Conclusion: Our results suggest that CAM-ICU-7 is a valid and reliable delirium severity measure among ICU patients. Further research comparing it to other delirium severity measures, its use in delirium efficacy trials, and real life implementation is needed to determine its role in research and clinical practice.


Pavone KJ, et al. Evaluating delirium outcomes among older adults in the surgical intensive care unit. Heart Lung. 2020 Sep-Oct;49(5):578-584.

Results: In the pre- and post-intervention cohorts, 37% (37/101) and 33% (56/172) of patients screened positive for delirium, respectively. Following implementation of the delirium-informed care intervention, the number of days where no CAM-ICU assessment was performed significantly decreased (Pre 1.1 ± 1.4; Post 0.45 ± 0.65; p <0.001) and the number of negative assessments significantly increased (Pre 2.45 ± 1.66; Post 2.94 ± 1.69; p < 0.0178), indicating that nurses post-intervention were more consistently assessing for delirium.

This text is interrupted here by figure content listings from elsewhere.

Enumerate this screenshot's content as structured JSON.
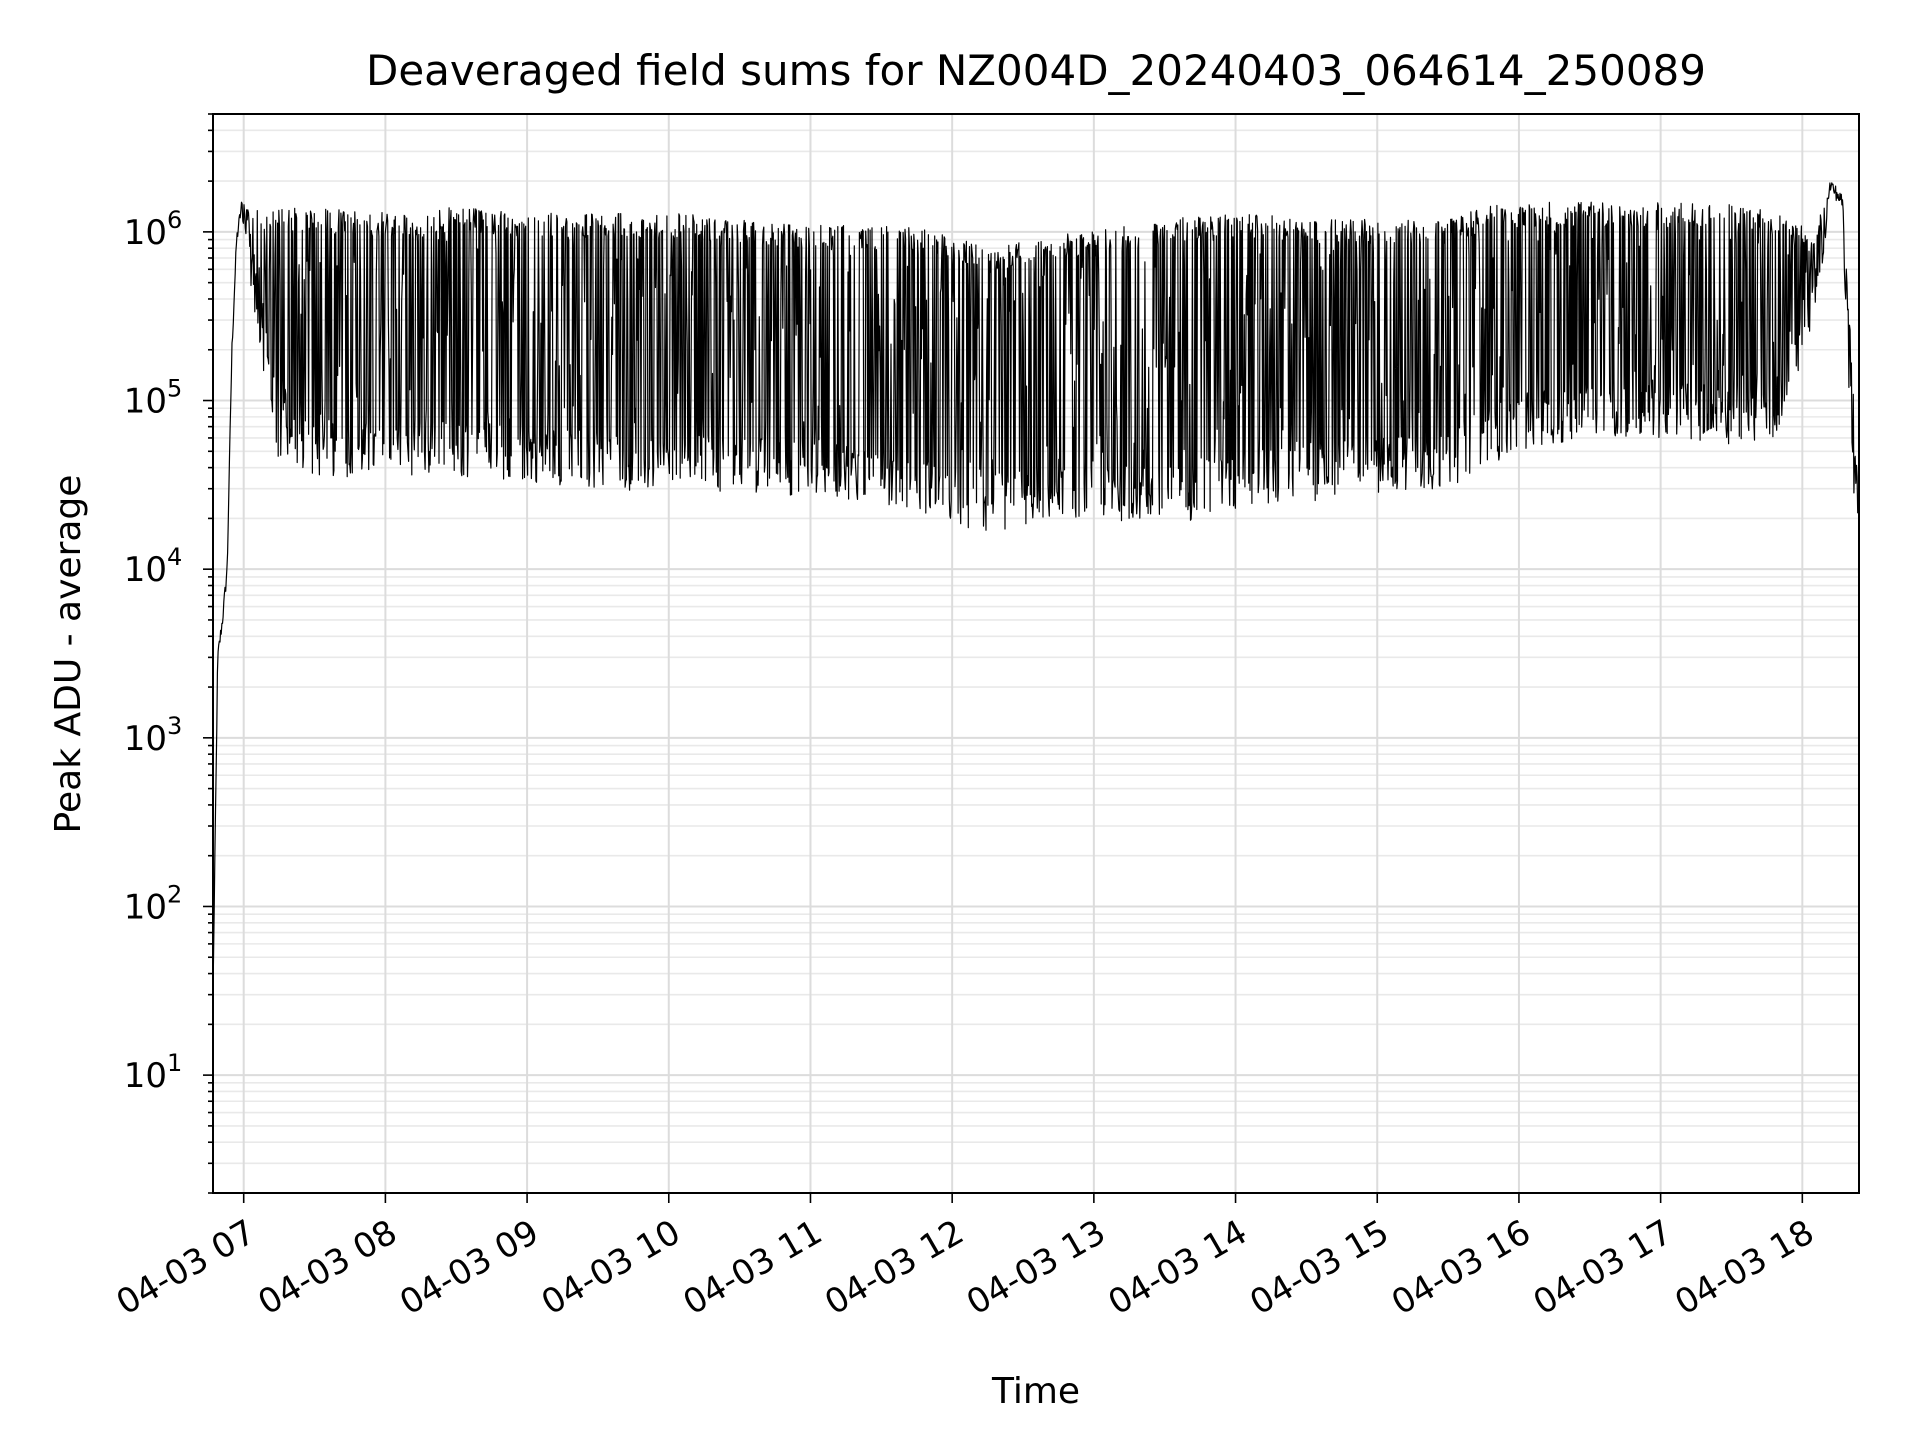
{
  "chart_data": {
    "type": "line",
    "title": "Deaveraged field sums for NZ004D_20240403_064614_250089",
    "xlabel": "Time",
    "ylabel": "Peak ADU - average",
    "x_scale": "time",
    "y_scale": "log",
    "xlim": [
      "2024-04-03 06:47",
      "2024-04-03 18:24"
    ],
    "ylim": [
      2,
      5000000
    ],
    "x_ticks": [
      "04-03 07",
      "04-03 08",
      "04-03 09",
      "04-03 10",
      "04-03 11",
      "04-03 12",
      "04-03 13",
      "04-03 14",
      "04-03 15",
      "04-03 16",
      "04-03 17",
      "04-03 18"
    ],
    "y_ticks": [
      {
        "base": "10",
        "exp": "1"
      },
      {
        "base": "10",
        "exp": "2"
      },
      {
        "base": "10",
        "exp": "3"
      },
      {
        "base": "10",
        "exp": "4"
      },
      {
        "base": "10",
        "exp": "5"
      },
      {
        "base": "10",
        "exp": "6"
      }
    ],
    "grid": true,
    "legend": "none",
    "line_color": "#000000",
    "series": [
      {
        "x": [
          "06:47",
          "06:49",
          "06:51",
          "06:53",
          "06:55",
          "06:57",
          "06:59",
          "07:02",
          "07:07",
          "07:15",
          "07:30",
          "08:00",
          "08:30",
          "09:00",
          "09:30",
          "10:00",
          "10:30",
          "11:00",
          "11:30",
          "12:00",
          "12:15",
          "12:30",
          "12:45",
          "13:00",
          "13:30",
          "14:00",
          "14:30",
          "15:00",
          "15:30",
          "15:45",
          "16:00",
          "16:30",
          "17:00",
          "17:30",
          "17:50",
          "18:05",
          "18:12",
          "18:17",
          "18:21",
          "18:24"
        ],
        "peak": [
          30,
          3000,
          5000,
          10000,
          200000,
          900000,
          1400000,
          1500000,
          1300000,
          1400000,
          1400000,
          1300000,
          1400000,
          1300000,
          1300000,
          1300000,
          1200000,
          1100000,
          1100000,
          1000000,
          800000,
          900000,
          1000000,
          1000000,
          1200000,
          1300000,
          1200000,
          1200000,
          1200000,
          1400000,
          1500000,
          1500000,
          1500000,
          1500000,
          1400000,
          1000000,
          1900000,
          1500000,
          200000,
          20000
        ],
        "trough": [
          30,
          3000,
          5000,
          10000,
          200000,
          800000,
          1000000,
          600000,
          200000,
          40000,
          35000,
          35000,
          35000,
          33000,
          30000,
          28000,
          28000,
          27000,
          25000,
          18000,
          16000,
          18000,
          20000,
          20000,
          18000,
          22000,
          25000,
          28000,
          30000,
          40000,
          50000,
          60000,
          60000,
          55000,
          60000,
          300000,
          1400000,
          1200000,
          30000,
          16000
        ]
      }
    ]
  }
}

Conclusions: This study failed to show improvements in patient outcomes (SICU and hospital length of stay, 30-day readmission and mortality rates), before and following a delirium-informed care intervention. However, positive trends in the data suggest that delirium-informed care has the potential to increase rates of assessment and delirium identification, thereby providing the foundation for reducing the consequences of delirium and improve patient-level outcomes. Further better controlled prospective work is needed to validate this intervention.